Yes, this is all truth. But have you ever noticed that it never seems to be the big, all-consuming, larger-than-life adversities that unravel us to our core? No? Me either. It seems to be the little, annoyingly meddlesome, under-the-radar hiccups that unravel my commonsense gauge causing an overwhelmed spirit and emotional overload.
Common life occurrences like the car breaking down or a flat tire on my way to an appointment. My daughter losing her glasses when we are already running late. Spilling coffee on my freshly ironed dress. The dog getting into a mud puddle in the backyard and dragging it into the house. The leaky faucet, the raccoon who destroyed last night’s garbage, or the eleventy things I forgot to write down on the family calendar.
So why is it that the little things of our cultural daily life seem to uproot us the most?
Perhaps because those are the very things most shallowly planted.

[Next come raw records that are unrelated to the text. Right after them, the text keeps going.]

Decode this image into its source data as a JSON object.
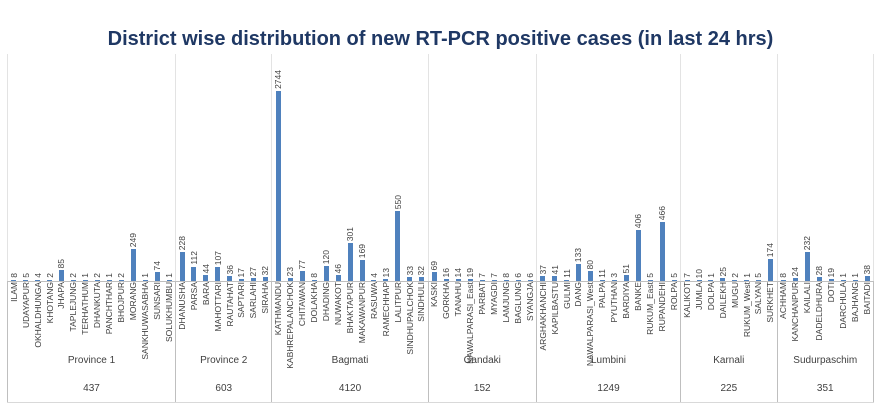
{
  "chart_data": {
    "type": "bar",
    "title": "District wise distribution of new RT-PCR positive cases (in last 24 hrs)",
    "xlabel": "",
    "ylabel": "",
    "ylim": [
      0,
      1500
    ],
    "grid": false,
    "legend": false,
    "value_labels": "rotated-vertical-above-bars",
    "category_labels": "rotated-vertical-below-axis",
    "colors": {
      "bar": "#4F81BD",
      "title": "#1F3864",
      "label": "#404040",
      "axis_line": "#BFBFBF",
      "group_separator": "#BFBFBF",
      "plot_separator": "#E3E3E3"
    },
    "groups": [
      {
        "province": "Province 1",
        "total": "437",
        "districts": [
          "ILAM",
          "UDAYAPUR",
          "OKHALDHUNGA",
          "KHOTANG",
          "JHAPA",
          "TAPLEJUNG",
          "TERHATHUM",
          "DHANKUTA",
          "PANCHTHAR",
          "BHOJPUR",
          "MORANG",
          "SANKHUWASABHA",
          "SUNSARI",
          "SOLUKHUMBU"
        ],
        "values": [
          8,
          5,
          4,
          2,
          85,
          2,
          1,
          2,
          1,
          2,
          249,
          1,
          74,
          1
        ]
      },
      {
        "province": "Province 2",
        "total": "603",
        "districts": [
          "DHANUSHA",
          "PARSA",
          "BARA",
          "MAHOTTARI",
          "RAUTAHAT",
          "SAPTARI",
          "SARLAHI",
          "SIRAHA"
        ],
        "values": [
          228,
          112,
          44,
          107,
          36,
          17,
          27,
          32
        ]
      },
      {
        "province": "Bagmati",
        "total": "4120",
        "districts": [
          "KATHMANDU",
          "KABHREPALANCHOK",
          "CHITAWAN",
          "DOLAKHA",
          "DHADING",
          "NUWAKOT",
          "BHAKTAPUR",
          "MAKAWANPUR",
          "RASUWA",
          "RAMECHHAP",
          "LALITPUR",
          "SINDHUPALCHOK",
          "SINDHULI"
        ],
        "values": [
          2744,
          23,
          77,
          8,
          120,
          46,
          301,
          169,
          4,
          13,
          550,
          33,
          32
        ]
      },
      {
        "province": "Gandaki",
        "total": "152",
        "districts": [
          "KASKI",
          "GORKHA",
          "TANAHU",
          "NAWALPARASI_East",
          "PARBAT",
          "MYAGDI",
          "LAMJUNG",
          "BAGLUNG",
          "SYANGJA"
        ],
        "values": [
          69,
          16,
          14,
          19,
          7,
          7,
          8,
          6,
          6
        ]
      },
      {
        "province": "Lumbini",
        "total": "1249",
        "districts": [
          "ARGHAKHANCHI",
          "KAPILBASTU",
          "GULMI",
          "DANG",
          "NAWALPARASI_West",
          "PALPA",
          "PYUTHAN",
          "BARDIYA",
          "BANKE",
          "RUKUM_East",
          "RUPANDEHI",
          "ROLPA"
        ],
        "values": [
          37,
          41,
          11,
          133,
          80,
          11,
          3,
          51,
          406,
          5,
          466,
          5
        ]
      },
      {
        "province": "Karnali",
        "total": "225",
        "districts": [
          "KALIKOT",
          "JUMLA",
          "DOLPA",
          "DAILEKH",
          "MUGU",
          "RUKUM_West",
          "SALYAN",
          "SURKHET"
        ],
        "values": [
          7,
          10,
          1,
          25,
          2,
          1,
          5,
          174
        ]
      },
      {
        "province": "Sudurpaschim",
        "total": "351",
        "districts": [
          "ACHHAM",
          "KANCHANPUR",
          "KAILALI",
          "DADELDHURA",
          "DOTI",
          "DARCHULA",
          "BAJHANG",
          "BAITADI"
        ],
        "values": [
          8,
          24,
          232,
          28,
          19,
          1,
          1,
          38
        ]
      }
    ]
  }
}
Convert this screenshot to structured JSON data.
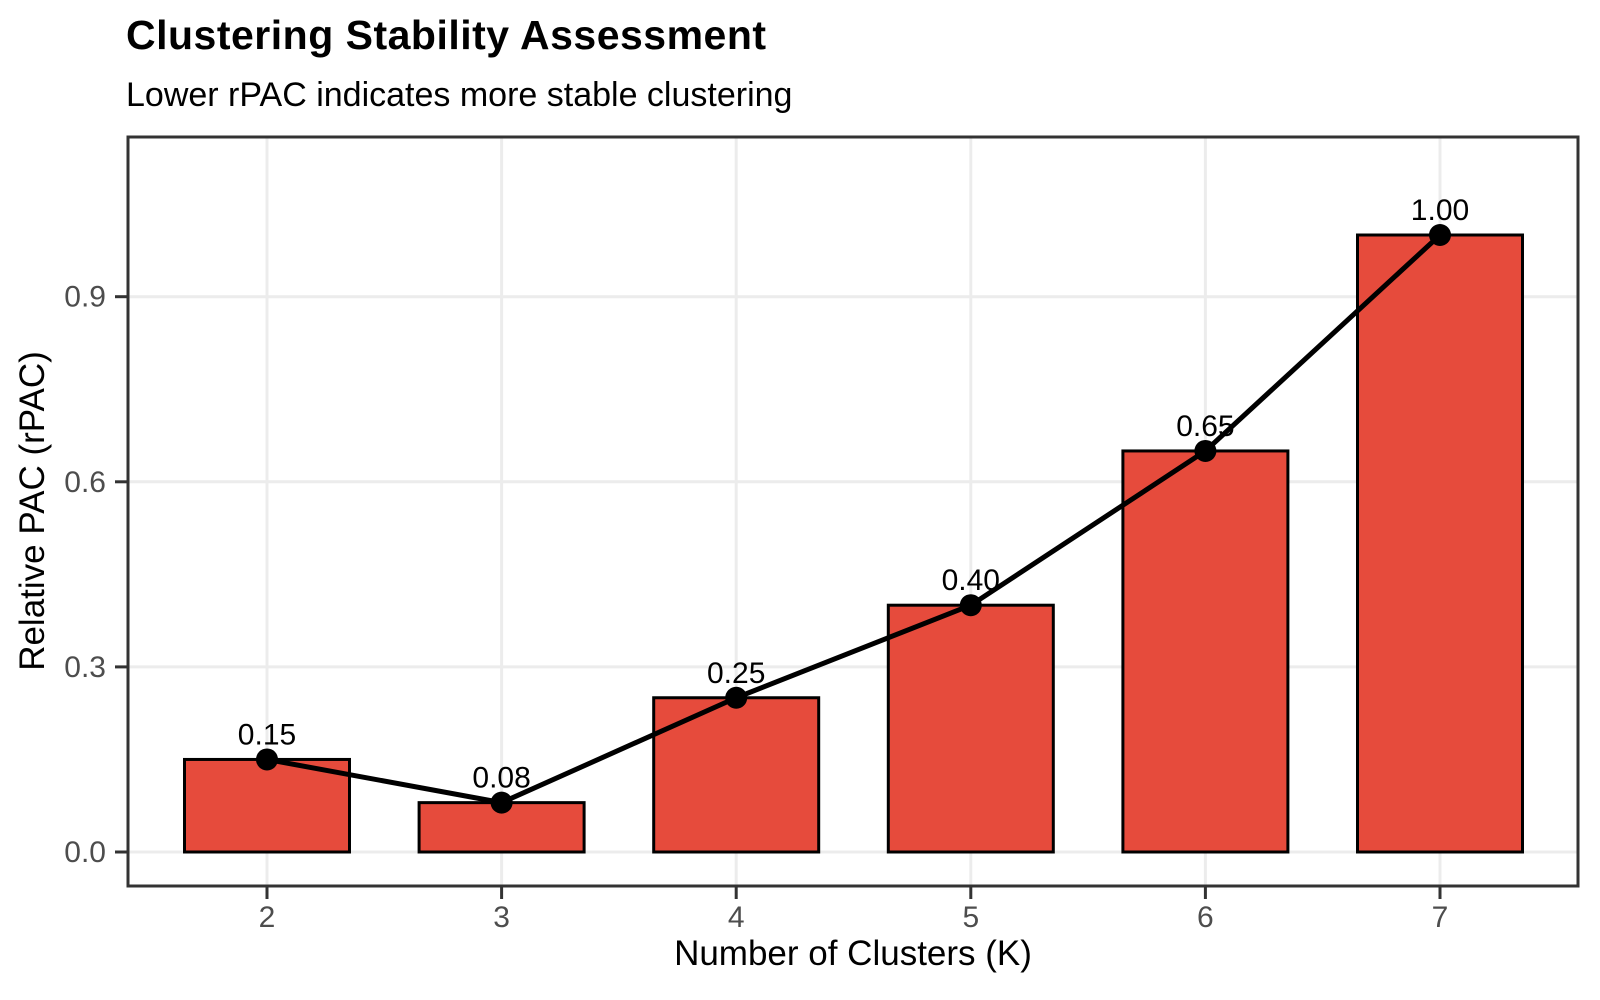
{
  "title": "Clustering Stability Assessment",
  "subtitle": "Lower rPAC indicates more stable clustering",
  "chart_data": {
    "type": "bar",
    "overlay": "line",
    "categories": [
      "2",
      "3",
      "4",
      "5",
      "6",
      "7"
    ],
    "values": [
      0.15,
      0.08,
      0.25,
      0.4,
      0.65,
      1.0
    ],
    "point_labels": [
      "0.15",
      "0.08",
      "0.25",
      "0.40",
      "0.65",
      "1.00"
    ],
    "title": "Clustering Stability Assessment",
    "subtitle": "Lower rPAC indicates more stable clustering",
    "xlabel": "Number of Clusters (K)",
    "ylabel": "Relative PAC (rPAC)",
    "y_ticks": [
      0.0,
      0.3,
      0.6,
      0.9
    ],
    "y_tick_labels": [
      "0.0",
      "0.3",
      "0.6",
      "0.9"
    ],
    "ylim": [
      -0.055,
      1.16
    ],
    "grid": true,
    "legend": false
  },
  "colors": {
    "bar_fill": "#E64B3C",
    "bar_stroke": "#000000",
    "line": "#000000",
    "point": "#000000",
    "point_label": "#000000",
    "grid": "#ECECEC",
    "panel_border": "#333333",
    "tick_mark": "#333333",
    "tick_label": "#4D4D4D",
    "background": "#FFFFFF"
  }
}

They are the things that require us to pay attention and keep moving at a pace set by the world that spins around us. They are the things that we believe we have some sense to control. And they are the very things that teach us the vital life lesson of learning to respond instead of reacting to a situation or circumstance.
As the age-old saying goes, “When it rains, it pours.” It simply means that when something challenging happens, other challenges appear to follow. And yes, they do, for life is riddled with challenge. But when the larger-than-life adversities hit home, there is a peace which surpasses all human understanding that shifts the atmosphere to one of heavenly control.
Let us remember the wisdom of the Word of God which we are called to hide within our hearts for times such as these:
Therefore, do not worry about tomorrow, for tomorrow will worry about itself. Each day has enough trouble of its own. Matthew 6:34
The car can be fixed, the tire repaired. The glasses found, the floors washed clean of mud and mess. And the eleventy things will pass and there will be eleventy more. The worries of the day will always make their appearance at the most inconvenient of moments, and strife a constant companion. But all we have to do is focus on THIS day. Just this random day of all the days. Because there is always blessing to be found within it.